Sorour Darabi est, quelque part, un artiste en mutation. Que ce soit de son propre corps ou par la forme de ses performances, il emprunte des chemins de traverse. Après une série de solos – tel le troublant Farci·e –, il ose enfin la pièce de groupe sous la forme d’un opéra de poche queer. On pourra dire que sa création, Mille et Une Nuits, se joue du fameux recueil de contes comme de nos attentes.
C’est d’ailleurs dans la pénombre que la pièce s’ouvrait lors de sa présentation au dernier festival Montpellier Danse, cet été. Déambulation nocturne où chaque pas, des interprètes comme du public, est compté, cet opus tient à distance tout exotisme. Sorour Darabi voit en Shéhérazade “l’héroïne que beaucoup voudraient être, y compris une grande partie des personnes fem et transféminines”.

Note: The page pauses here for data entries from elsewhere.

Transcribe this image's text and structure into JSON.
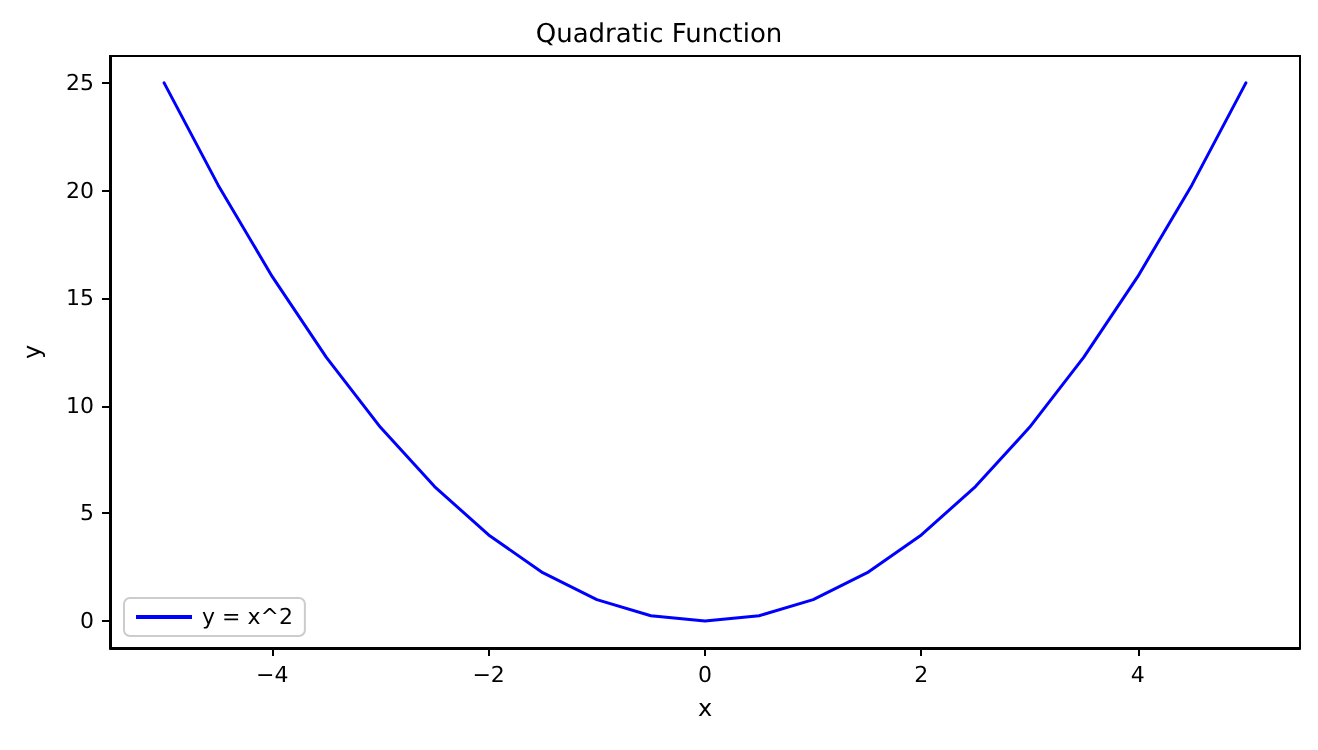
{
  "chart_data": {
    "type": "line",
    "title": "Quadratic Function",
    "xlabel": "x",
    "ylabel": "y",
    "x": [
      -5,
      -4.5,
      -4,
      -3.5,
      -3,
      -2.5,
      -2,
      -1.5,
      -1,
      -0.5,
      0,
      0.5,
      1,
      1.5,
      2,
      2.5,
      3,
      3.5,
      4,
      4.5,
      5
    ],
    "series": [
      {
        "name": "y = x^2",
        "color": "#0000ff",
        "values": [
          25,
          20.25,
          16,
          12.25,
          9,
          6.25,
          4,
          2.25,
          1,
          0.25,
          0,
          0.25,
          1,
          2.25,
          4,
          6.25,
          9,
          12.25,
          16,
          20.25,
          25
        ]
      }
    ],
    "xlim": [
      -5.5,
      5.5
    ],
    "ylim": [
      -1.25,
      26.25
    ],
    "xticks": [
      {
        "value": -4,
        "label": "−4"
      },
      {
        "value": -2,
        "label": "−2"
      },
      0,
      2,
      4
    ],
    "yticks": [
      0,
      5,
      10,
      15,
      20,
      25
    ],
    "legend": "bottom left",
    "grid": false,
    "marker": "none",
    "line_style": "solid"
  }
}
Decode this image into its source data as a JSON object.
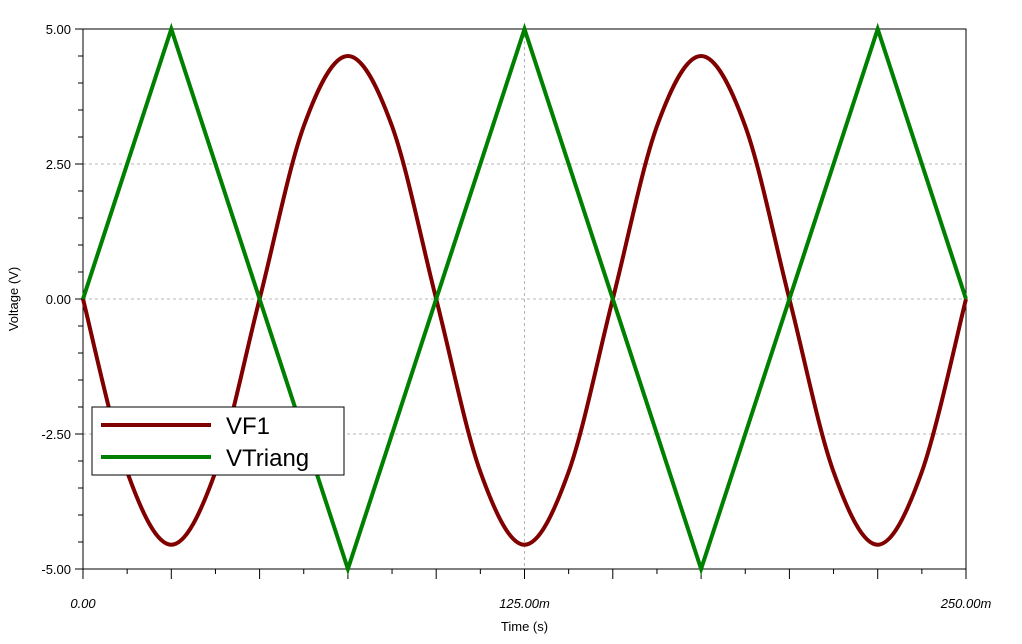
{
  "chart_data": {
    "type": "line",
    "xlabel": "Time (s)",
    "ylabel": "Voltage (V)",
    "xlim": [
      0,
      0.25
    ],
    "ylim": [
      -5,
      5
    ],
    "grid": true,
    "legend_position": "bottom-left",
    "x_tick_labels": [
      "0.00",
      "125.00m",
      "250.00m"
    ],
    "x_tick_values": [
      0,
      0.125,
      0.25
    ],
    "y_tick_labels": [
      "5.00",
      "2.50",
      "0.00",
      "-2.50",
      "-5.00"
    ],
    "y_tick_values": [
      5,
      2.5,
      0,
      -2.5,
      -5
    ],
    "series": [
      {
        "name": "VF1",
        "color": "#800000",
        "x": [
          0,
          0.0125,
          0.025,
          0.0375,
          0.05,
          0.0625,
          0.075,
          0.0875,
          0.1,
          0.1125,
          0.125,
          0.1375,
          0.15,
          0.1625,
          0.175,
          0.1875,
          0.2,
          0.2125,
          0.225,
          0.2375,
          0.25
        ],
        "y": [
          0,
          -3.2,
          -4.55,
          -3.2,
          0,
          3.2,
          4.5,
          3.2,
          0,
          -3.2,
          -4.55,
          -3.2,
          0,
          3.2,
          4.5,
          3.2,
          0,
          -3.2,
          -4.55,
          -3.2,
          0
        ]
      },
      {
        "name": "VTriang",
        "color": "#008000",
        "x": [
          0,
          0.025,
          0.075,
          0.125,
          0.175,
          0.225,
          0.25
        ],
        "y": [
          0,
          5,
          -5,
          5,
          -5,
          5,
          0
        ]
      }
    ]
  }
}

Un ballet sensoriel et sensuel
Dès lors, comment traduire cette transformation au plateau ? La première belle idée plastique repose sur des blocs de glace suspendus. De leur fonte, s’écoulant en flaques, Alicia Zaton, la scénographe, tire des “miroirs” à même le sol – une manière de diffracter les images des corps. Il y a celui de Darabi, fluide, ou d’Aimilios Arapoglou, danseur vu aux côtés de Damien Jalet. Ils deviennent des créatures lascives et quasi éphémères dans les jeux de lumière imaginés par Shaly López et Dani Paiva de Miranda.

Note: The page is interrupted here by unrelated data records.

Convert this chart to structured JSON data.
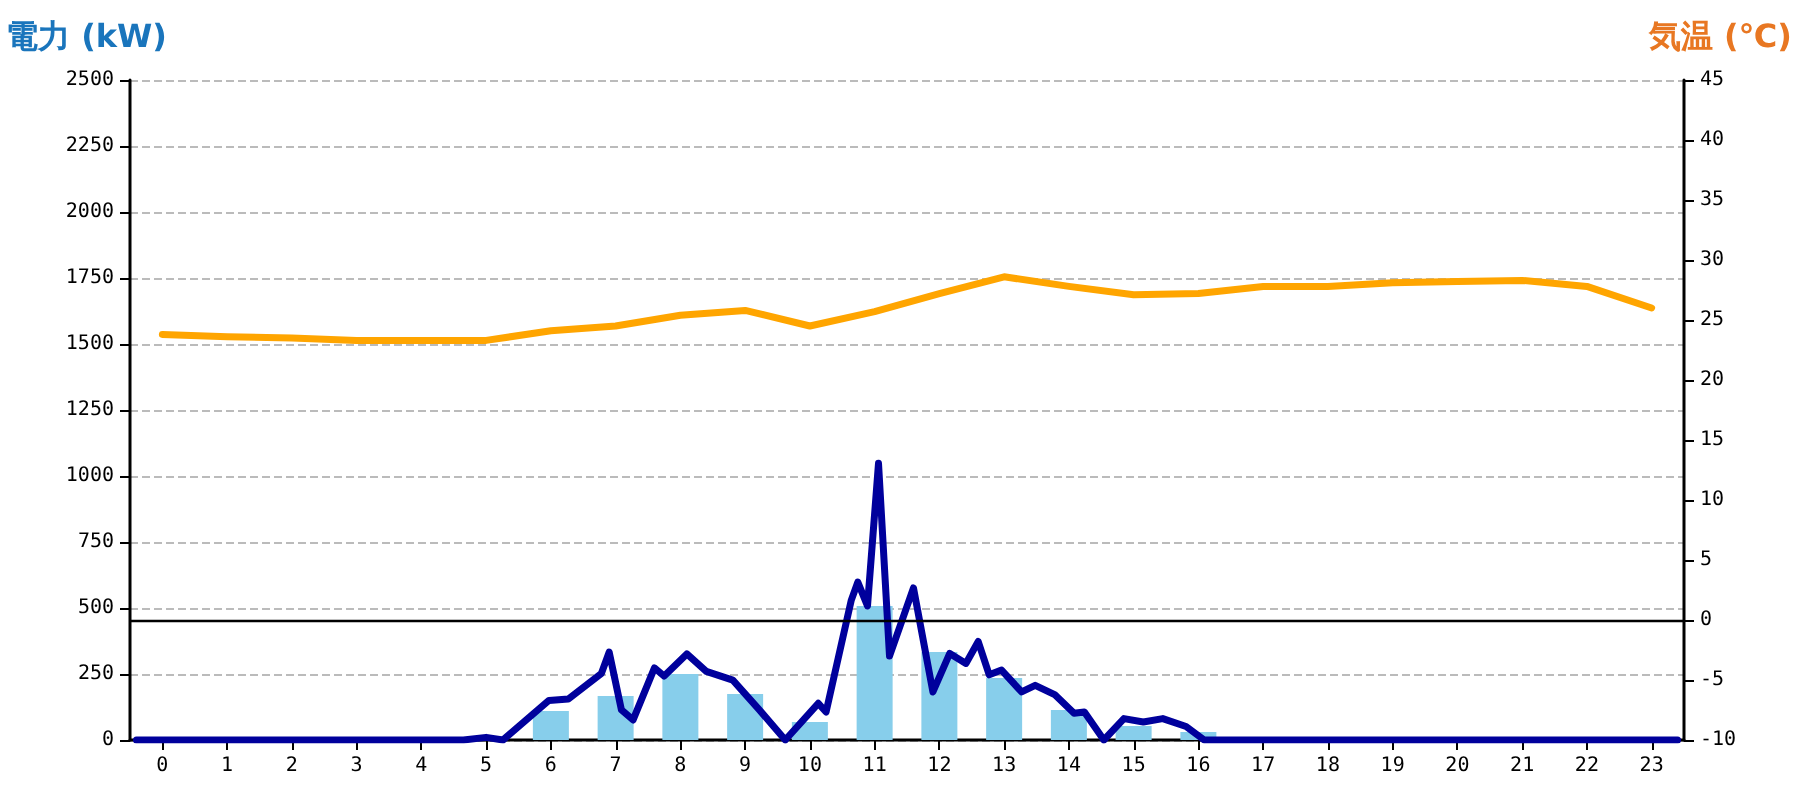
{
  "chart_data": {
    "type": "line",
    "ylabel": "電力 (kW)",
    "y2label": "気温 (℃)",
    "x": [
      0,
      1,
      2,
      3,
      4,
      5,
      6,
      7,
      8,
      9,
      10,
      11,
      12,
      13,
      14,
      15,
      16,
      17,
      18,
      19,
      20,
      21,
      22,
      23
    ],
    "xlim": [
      -0.5,
      23.5
    ],
    "xticks": [
      0,
      1,
      2,
      3,
      4,
      5,
      6,
      7,
      8,
      9,
      10,
      11,
      12,
      13,
      14,
      15,
      16,
      17,
      18,
      19,
      20,
      21,
      22,
      23
    ],
    "ylim": [
      0,
      2500
    ],
    "yticks": [
      0,
      250,
      500,
      750,
      1000,
      1250,
      1500,
      1750,
      2000,
      2250,
      2500
    ],
    "y2lim": [
      -10,
      45
    ],
    "y2ticks": [
      -10,
      -5,
      0,
      5,
      10,
      15,
      20,
      25,
      30,
      35,
      40,
      45
    ],
    "grid": "y",
    "marker": "none",
    "line_style": "solid",
    "ref_lines": [
      {
        "axis": "y2",
        "value": 0,
        "color": "#000000"
      }
    ],
    "series": [
      {
        "type": "bar",
        "color": "#87ceeb",
        "values": [
          0,
          0,
          0,
          0,
          0,
          0,
          110,
          167,
          250,
          174,
          68,
          508,
          333,
          235,
          114,
          53,
          30,
          0,
          0,
          0,
          0,
          0,
          0,
          0
        ]
      },
      {
        "color": "#00009c",
        "x": [
          -0.4,
          4.65,
          5.0,
          5.26,
          5.97,
          6.27,
          6.78,
          6.9,
          7.09,
          7.27,
          7.6,
          7.75,
          8.1,
          8.4,
          8.81,
          9.22,
          9.62,
          10.13,
          10.25,
          10.64,
          10.74,
          10.89,
          11.06,
          11.23,
          11.6,
          11.9,
          12.16,
          12.41,
          12.6,
          12.77,
          12.96,
          13.27,
          13.48,
          13.78,
          14.08,
          14.24,
          14.54,
          14.85,
          15.15,
          15.45,
          15.81,
          16.09,
          23.4
        ],
        "values": [
          0,
          0,
          10,
          0,
          150,
          155,
          252,
          333,
          114,
          76,
          273,
          242,
          326,
          260,
          227,
          114,
          0,
          139,
          106,
          530,
          598,
          508,
          1048,
          318,
          576,
          182,
          328,
          290,
          373,
          247,
          265,
          182,
          207,
          172,
          101,
          106,
          0,
          81,
          68,
          81,
          51,
          0,
          0
        ]
      },
      {
        "type": "line",
        "axis": "y2",
        "color": "#ffa500",
        "values": [
          23.8,
          23.6,
          23.5,
          23.3,
          23.3,
          23.3,
          24.1,
          24.5,
          25.4,
          25.8,
          24.5,
          25.7,
          27.2,
          28.6,
          27.8,
          27.1,
          27.2,
          27.8,
          27.8,
          28.1,
          28.2,
          28.3,
          27.8,
          26
        ]
      }
    ]
  }
}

Mille et Une Nuits mue plus d’une fois, sexuel et rêveur, insaisissable surtout. Il faudrait se déplacer autour des artistes – le dispositif se veut quadri-frontal, et donc ouvert – pour apprécier les facettes de cette pierre précieuse, un ballet d’atmosphère aux (grands) airs, volute sonore chargée du son de la harpe ou de la basse. Il y a des voix, des poèmes de Sorour même, des rumeurs en guise de bande-son. Une expérience sensorielle qui demanderait à être quelque peu resserrée. Mais l’œuvre de Sorour Darabi ne s’impose pas de limites.
Conter l’intime
Plus que l’écriture du geste, c’est la métamorphose des genres que le regard tente de saisir. Loin des codes surannés de l’opéra, essentiellement hétérosexuels, Sorour Darabi puise dans ce registre musical et dramatique matière à détourner sa nature. Ses Mille et Une Nuits se veulent émancipation et “porte-parole d’esthétiques et de modes de pensée différents, visant à construire un autre rapport au monde”. La superbe partition imaginée par le duo Pablo Altar et Florian Le Prisé prend dès lors des allures de (com)plaintes pas si éloignées d’un Sexual Healing. Souffle, râle, nappes, boucles, les nuits Darabi sont plus belles que les jours.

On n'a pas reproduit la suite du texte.